Diana Lanzi ha evidenziato gli obiettivi della Fondazione Farming for Future e le dieci azioni promosse per un’agricoltura circolare, sostenibile e moderna, ma al tempo stesso ha identificato una grande criticità: il livello di investimenti a cui deve far fronte un’azienda per mettere in piedi un modello di questo tipo.
In questo contesto, ha affermato Raffaele Farella, la bioeconomia circolare non sembra costituire ancora un ambito di policy del tutto riconosciuto e riconoscibile, ma i suoi diversi ambiti applicativi sono incorporati trasversalmente all’interno dei variegati e numerosi programmi e incentivi a sostegno allo sviluppo sostenibile.

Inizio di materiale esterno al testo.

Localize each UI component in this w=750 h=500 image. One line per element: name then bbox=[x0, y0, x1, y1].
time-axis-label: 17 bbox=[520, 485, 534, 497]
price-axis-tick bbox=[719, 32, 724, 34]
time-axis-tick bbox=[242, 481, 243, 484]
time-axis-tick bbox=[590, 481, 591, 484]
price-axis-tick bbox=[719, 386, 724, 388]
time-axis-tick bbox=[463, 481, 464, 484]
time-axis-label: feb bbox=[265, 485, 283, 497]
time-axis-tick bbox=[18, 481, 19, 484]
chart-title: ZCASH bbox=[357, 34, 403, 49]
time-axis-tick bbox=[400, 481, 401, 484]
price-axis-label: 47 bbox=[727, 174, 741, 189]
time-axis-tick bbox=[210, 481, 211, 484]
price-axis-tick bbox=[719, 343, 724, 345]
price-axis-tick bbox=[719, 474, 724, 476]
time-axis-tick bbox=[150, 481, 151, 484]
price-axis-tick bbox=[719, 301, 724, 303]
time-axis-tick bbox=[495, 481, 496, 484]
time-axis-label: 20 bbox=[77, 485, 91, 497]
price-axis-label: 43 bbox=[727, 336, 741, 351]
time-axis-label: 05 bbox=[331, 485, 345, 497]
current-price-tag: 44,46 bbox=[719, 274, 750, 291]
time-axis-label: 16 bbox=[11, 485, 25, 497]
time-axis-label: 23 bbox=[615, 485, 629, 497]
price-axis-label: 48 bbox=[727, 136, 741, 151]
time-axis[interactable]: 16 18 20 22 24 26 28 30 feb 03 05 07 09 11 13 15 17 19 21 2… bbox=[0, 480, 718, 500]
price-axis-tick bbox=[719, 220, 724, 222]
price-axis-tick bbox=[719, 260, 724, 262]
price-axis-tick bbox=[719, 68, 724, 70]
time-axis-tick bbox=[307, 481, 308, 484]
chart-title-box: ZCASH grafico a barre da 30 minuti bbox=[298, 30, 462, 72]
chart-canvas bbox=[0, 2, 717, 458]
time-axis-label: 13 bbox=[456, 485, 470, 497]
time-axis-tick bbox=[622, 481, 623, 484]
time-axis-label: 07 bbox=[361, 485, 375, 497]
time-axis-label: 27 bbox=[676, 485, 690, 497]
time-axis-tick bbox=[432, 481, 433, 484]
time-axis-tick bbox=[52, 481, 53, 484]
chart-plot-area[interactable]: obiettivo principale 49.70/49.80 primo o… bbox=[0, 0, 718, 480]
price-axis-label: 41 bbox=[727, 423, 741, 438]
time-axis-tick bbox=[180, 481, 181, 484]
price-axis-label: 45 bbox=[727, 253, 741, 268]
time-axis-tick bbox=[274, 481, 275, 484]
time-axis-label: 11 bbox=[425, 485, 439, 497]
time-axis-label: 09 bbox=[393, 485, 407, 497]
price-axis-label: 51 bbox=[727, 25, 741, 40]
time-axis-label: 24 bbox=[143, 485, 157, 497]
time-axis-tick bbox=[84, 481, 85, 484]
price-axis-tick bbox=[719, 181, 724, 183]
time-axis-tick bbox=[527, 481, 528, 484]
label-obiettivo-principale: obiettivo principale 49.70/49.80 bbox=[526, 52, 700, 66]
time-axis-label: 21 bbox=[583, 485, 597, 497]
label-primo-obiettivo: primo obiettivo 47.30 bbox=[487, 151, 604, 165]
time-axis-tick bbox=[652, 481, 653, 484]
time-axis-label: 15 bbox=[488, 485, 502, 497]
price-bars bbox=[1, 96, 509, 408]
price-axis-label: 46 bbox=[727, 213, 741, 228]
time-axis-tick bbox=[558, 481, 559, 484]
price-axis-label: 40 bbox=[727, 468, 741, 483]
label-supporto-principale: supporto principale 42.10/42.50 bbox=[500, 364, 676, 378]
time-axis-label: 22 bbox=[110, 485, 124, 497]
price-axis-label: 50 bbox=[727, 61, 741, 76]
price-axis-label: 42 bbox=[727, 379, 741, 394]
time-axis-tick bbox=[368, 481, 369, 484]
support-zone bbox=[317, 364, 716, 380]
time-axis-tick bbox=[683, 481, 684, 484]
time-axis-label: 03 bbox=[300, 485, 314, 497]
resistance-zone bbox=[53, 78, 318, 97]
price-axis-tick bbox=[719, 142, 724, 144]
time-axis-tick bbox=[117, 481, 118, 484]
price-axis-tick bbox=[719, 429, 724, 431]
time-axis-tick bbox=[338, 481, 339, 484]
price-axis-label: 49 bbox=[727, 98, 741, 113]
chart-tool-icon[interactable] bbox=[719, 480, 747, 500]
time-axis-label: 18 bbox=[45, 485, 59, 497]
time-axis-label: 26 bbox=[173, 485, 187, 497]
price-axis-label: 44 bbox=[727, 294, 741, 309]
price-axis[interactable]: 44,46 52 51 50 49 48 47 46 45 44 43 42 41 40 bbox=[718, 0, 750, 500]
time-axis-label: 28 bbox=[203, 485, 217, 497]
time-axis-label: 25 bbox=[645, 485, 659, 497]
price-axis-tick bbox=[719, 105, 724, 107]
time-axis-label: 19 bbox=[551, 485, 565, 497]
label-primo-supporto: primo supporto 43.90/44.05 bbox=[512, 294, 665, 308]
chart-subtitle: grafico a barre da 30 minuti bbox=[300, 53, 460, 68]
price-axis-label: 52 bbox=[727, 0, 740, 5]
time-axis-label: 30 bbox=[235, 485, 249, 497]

«Il quadro logico e di policy nel quale muovono però questi interventi risulta ancora frammentario e non vede al momento la dimensione economica e di mercato della bioeconomia adeguatamente valorizzata e riconosciuta».
Silvia Silvestri ha evidenziato che la FEM sta lavorando alla definizione di un «modello» di bioeconomia circolare su scala locale, che prevede oltre alla produzione di energia rinnovabile, il recupero di sostanza organica e di carbonio per il mantenimento della fertilità dei suoli, la riduzione dell’uso di fertilizzanti di sintesi, all’interno di un quadro territoriale ambientale fatto di ecosistemi, biodiversità e di paesaggi che devono essere monitorati, tutelati e valorizzati.
«Tutto questo - ha sottolineato - grazie alla mappatura delle aziende del settore primario e della trasformazione, alla quantificazione e caratterizzazione delle biomasse residuali, alla determinazione delle potenzialità energetiche delle principali matrici, alla stima della quantità di nutrienti quali azoto e fosforo che possono essere recuperati e contribuire così alla riduzione dell’impatto ambientale, alla tutela della qualità del suolo e dell’acqua».